Earlier this summer I completed a revised translation of Brazilian writer Jean Wyllys's collection of short stories, Aflitos (The Afflicted) (Editora Globo, 2009), and one of the last parts of the book that I translated was a poem that Wyllys uses as one of his epigrams to the book, "Desencanto," or "Disenchantment," by Manuel Bandeira (1886-1968), one of Brazil's most important 20th century poets.
DESENCANTO
Eu faço versos como quem chora
de desalento... de desencanto
Fecha o meu livro, se por agora
Não tens motivo nenhum de pranto.
Meu verso é sangue.

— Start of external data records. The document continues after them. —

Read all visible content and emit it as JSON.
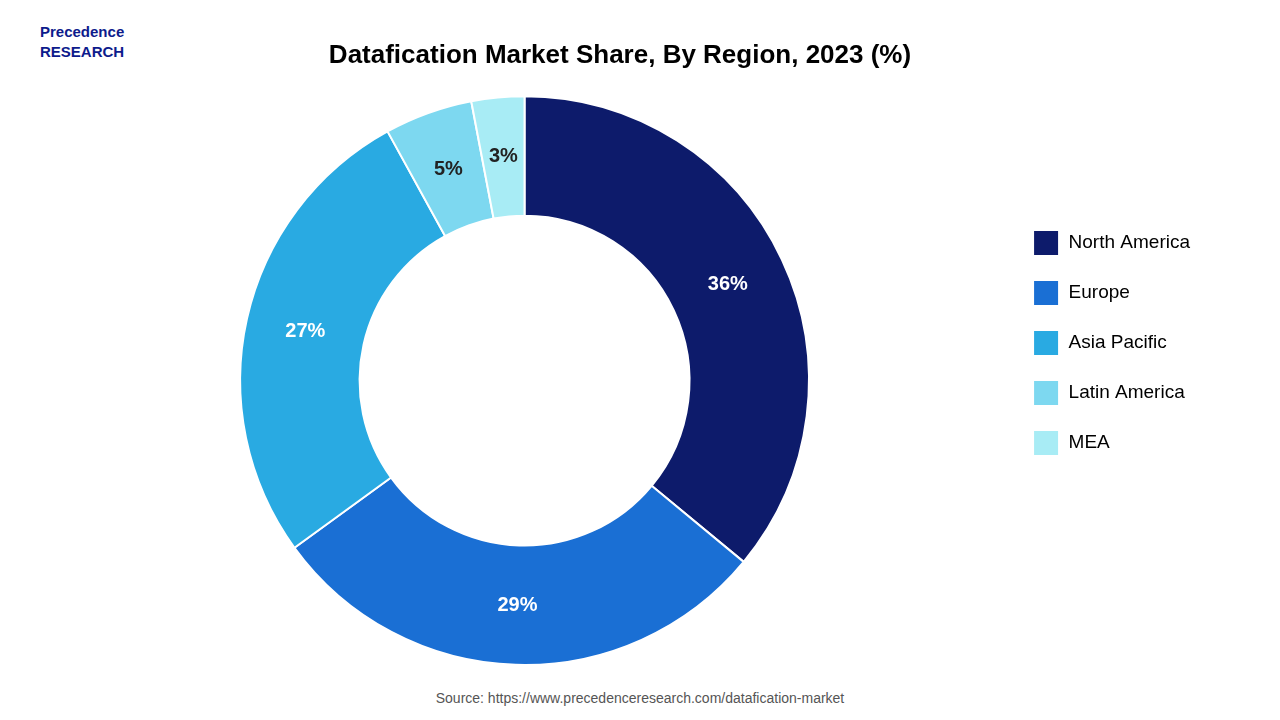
{
  "chart_data": {
    "type": "donut",
    "title": "Datafication Market Share, By Region, 2023 (%)",
    "categories": [
      "North America",
      "Europe",
      "Asia Pacific",
      "Latin America",
      "MEA"
    ],
    "values": [
      36,
      29,
      27,
      5,
      3
    ],
    "value_labels": [
      "36%",
      "29%",
      "27%",
      "5%",
      "3%"
    ],
    "colors": [
      "#0d1b6b",
      "#1a6fd4",
      "#29aae2",
      "#7dd8f0",
      "#a8ecf5"
    ],
    "data_labels": true,
    "legend": "right",
    "annotations": [
      "Precedence\nRESEARCH",
      "Source: https://www.precedenceresearch.com/datafication-market"
    ]
  }
}
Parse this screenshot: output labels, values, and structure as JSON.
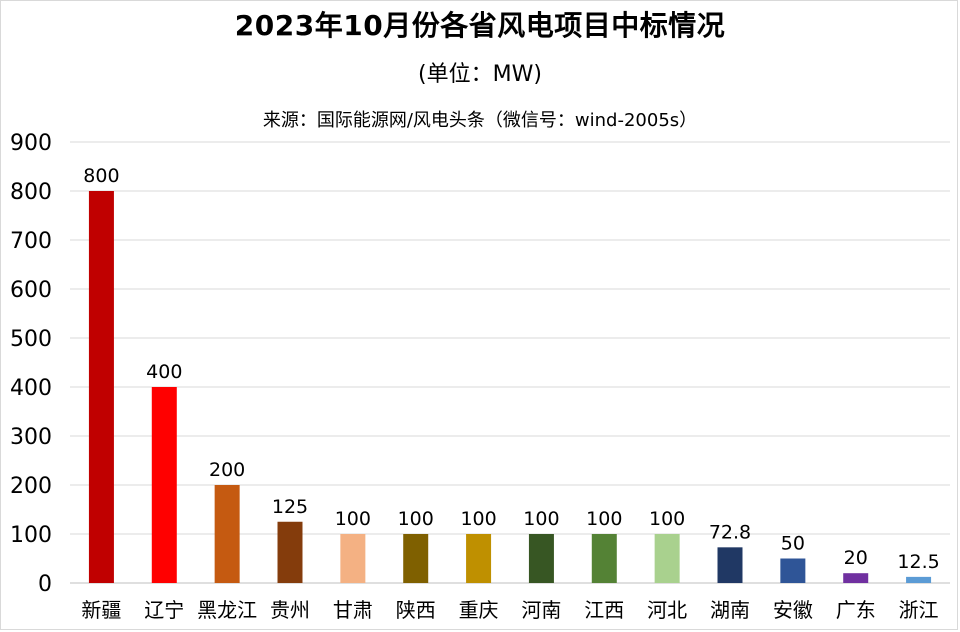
{
  "chart_data": {
    "type": "bar",
    "title": "2023年10月份各省风电项目中标情况",
    "subtitle": "(单位：MW)",
    "source": "来源：国际能源网/风电头条（微信号：wind-2005s）",
    "categories": [
      "新疆",
      "辽宁",
      "黑龙江",
      "贵州",
      "甘肃",
      "陕西",
      "重庆",
      "河南",
      "江西",
      "河北",
      "湖南",
      "安徽",
      "广东",
      "浙江"
    ],
    "values": [
      800,
      400,
      200,
      125,
      100,
      100,
      100,
      100,
      100,
      100,
      72.8,
      50,
      20,
      12.5
    ],
    "data_labels": [
      "800",
      "400",
      "200",
      "125",
      "100",
      "100",
      "100",
      "100",
      "100",
      "100",
      "72.8",
      "50",
      "20",
      "12.5"
    ],
    "bar_colors": [
      "#c00000",
      "#ff0000",
      "#c55a11",
      "#843c0c",
      "#f4b183",
      "#7f6000",
      "#bf9000",
      "#375623",
      "#548235",
      "#a9d18e",
      "#203864",
      "#2f5597",
      "#7030a0",
      "#5b9bd5"
    ],
    "ylim": [
      0,
      900
    ],
    "yticks": [
      0,
      100,
      200,
      300,
      400,
      500,
      600,
      700,
      800,
      900
    ],
    "grid": true,
    "xlabel": "",
    "ylabel": ""
  }
}
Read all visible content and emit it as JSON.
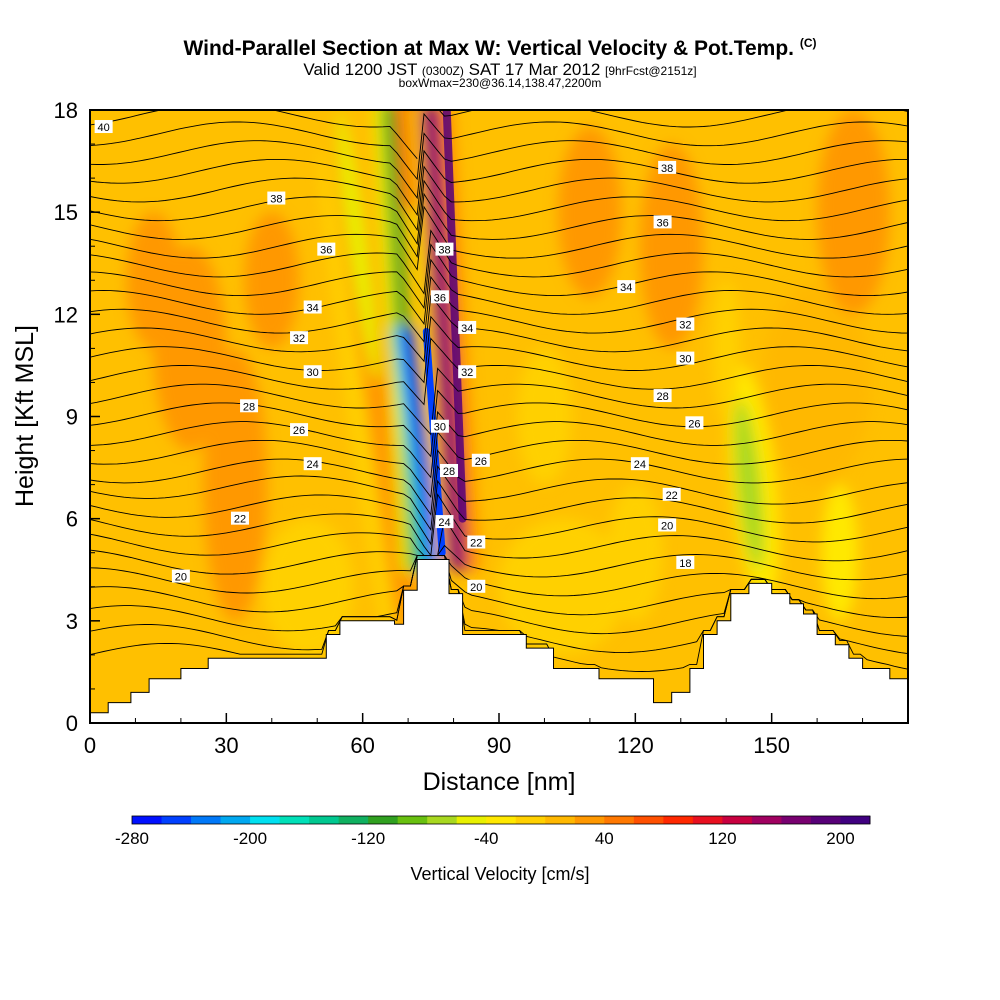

Volúpia ardente...
Tristeza esparsa... remorso vão...
Dói-me nas veias. Amargo e quente
Cai, gota e gota, do coração.
E nestas versos de angústia rouca
Assim dos lábios a vida corre,
Deixando um acre sabor na boca.
--Eu faço versos como quem morre.
Copyright © Manuel Bandeira. All rights reserved.
Here's my translation:
I write these lines like one who cries,
In discouragement...in disenchantment...
Shut my book if, for the moment,
You have no cause for tear-filled eyes.
My poetry is blood. Burning ecstasy...
Scattered sadness... vain regret...
My veins ache from it, bitter, hot,
Drop by drop it falls from my heart.
And in these verses, anguished, raw
So runs life from between my lips.
Leaving a bitter taste in my jaws.
--I write these lines as one who dies.